がネットワーク上のインストールファイルの場所を指定しています。環境によって異なる場合は適切なパスに修正してください。
- ファイルを保存します(Ctrl+Sキーを押すか、「ファイル」→「保存」を選択)
3. 初期化PCでのOfficeのインストール実行
3-1. コマンドプロンプトを管理者として開く
- スタートメニューを開きます
- 「cmd」または「コマンドプロンプト」と検索します
- 検索結果の「コマンドプロンプト」を右クリックし、「管理者として実行」を選択します
- ユーザーアカウント制御のダイアログが表示されたら「はい」をクリックします
3-2. インストールフォルダへの移動
コマンドプロンプトで次のコマンドを入力し、Enterキーを押します:
cd %USERPROFILE%\Desktop\OfficeInstall
3-3. インストールの実行
コマンドプロンプトで次のコマンドを入力し、Enterキーを押します:
setup.exe /configure configuration.xml
注意: このプロセスが完了するまでにしばらく時間がかかります。コマンドプロンプトの画面を閉じずに待ちましょう。通常は5〜15分程度で完了します。
3-4. インストール完了の確認
- インストールが完了したら、スタートメニューを開きます
- 「Word」または「Excel」などのOfficeアプリケーションを検索します
- アプリケーションをクリックして起動します
- 初回起動時にはライセンス認証が必要な場合があります。
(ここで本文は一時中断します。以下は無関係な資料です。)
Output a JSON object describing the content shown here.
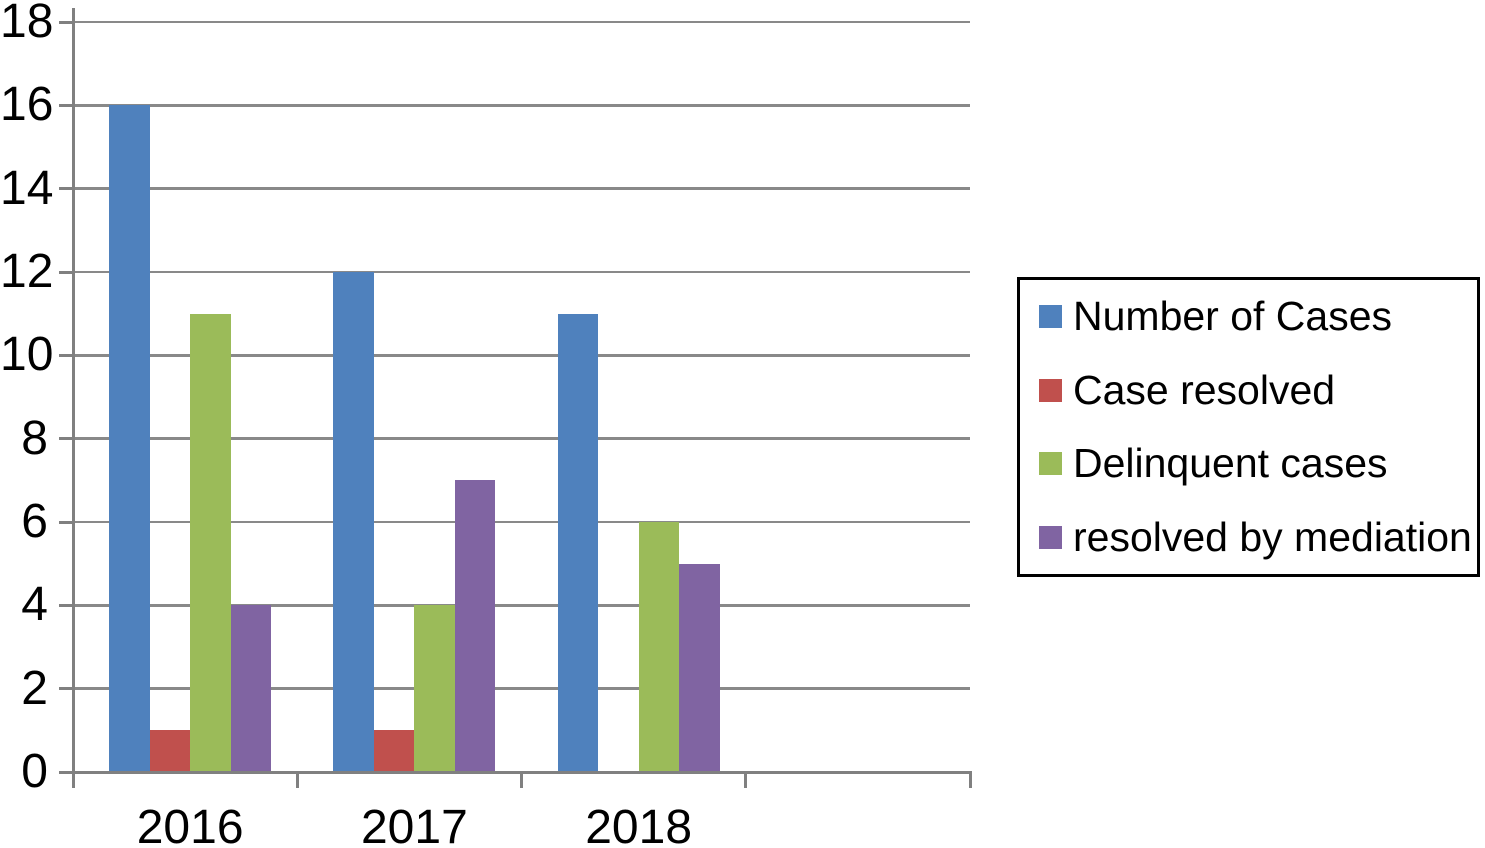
{
  "chart_data": {
    "type": "bar",
    "title": "",
    "xlabel": "",
    "ylabel": "",
    "categories": [
      "2016",
      "2017",
      "2018"
    ],
    "x_slot_count": 4,
    "series": [
      {
        "name": "Number of Cases",
        "color": "#4F81BD",
        "values": [
          16,
          12,
          11
        ]
      },
      {
        "name": "Case resolved",
        "color": "#C0504D",
        "values": [
          1,
          1,
          0
        ]
      },
      {
        "name": "Delinquent cases",
        "color": "#9BBB59",
        "values": [
          11,
          4,
          6
        ]
      },
      {
        "name": "resolved by mediation",
        "color": "#8064A2",
        "values": [
          4,
          7,
          5
        ]
      }
    ],
    "ylim": [
      0,
      18
    ],
    "ytick_step": 2,
    "y_tick_labels": [
      "0",
      "2",
      "4",
      "6",
      "8",
      "10",
      "12",
      "14",
      "16",
      "18"
    ],
    "grid": true,
    "legend_position": "right"
  },
  "colors": {
    "gridline": "#898989",
    "axis": "#808080",
    "text": "#000000",
    "legend_border": "#000000",
    "background": "#ffffff"
  }
}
その場合は、職場または学校のアカウントでサインインしてください
4. トラブルシューティング
インストールに失敗する場合
- ネットワーク共有フォルダへのアクセス権があることを確認してください
- configuration.xmlファイル内のパスが正しいことを確認してください
- Windows PCが最新の状態になっていることを確認してください
- 一時的なファイルやキャッシュをクリアするために、PCを再起動してから再試行してください
ライセンス認証の問題
- インターネット接続が利用可能な環境で初回起動を行ってください
- 組織のアカウント情報が正しいことを確認してください
- IT管理者に問い合わせて、ライセンスが正しく割り当てられていることを確認してください
注意事項: この記事の設定は一例です。実際の環境に合わせて、設定ファイルの内容や手順を適宜調整してください。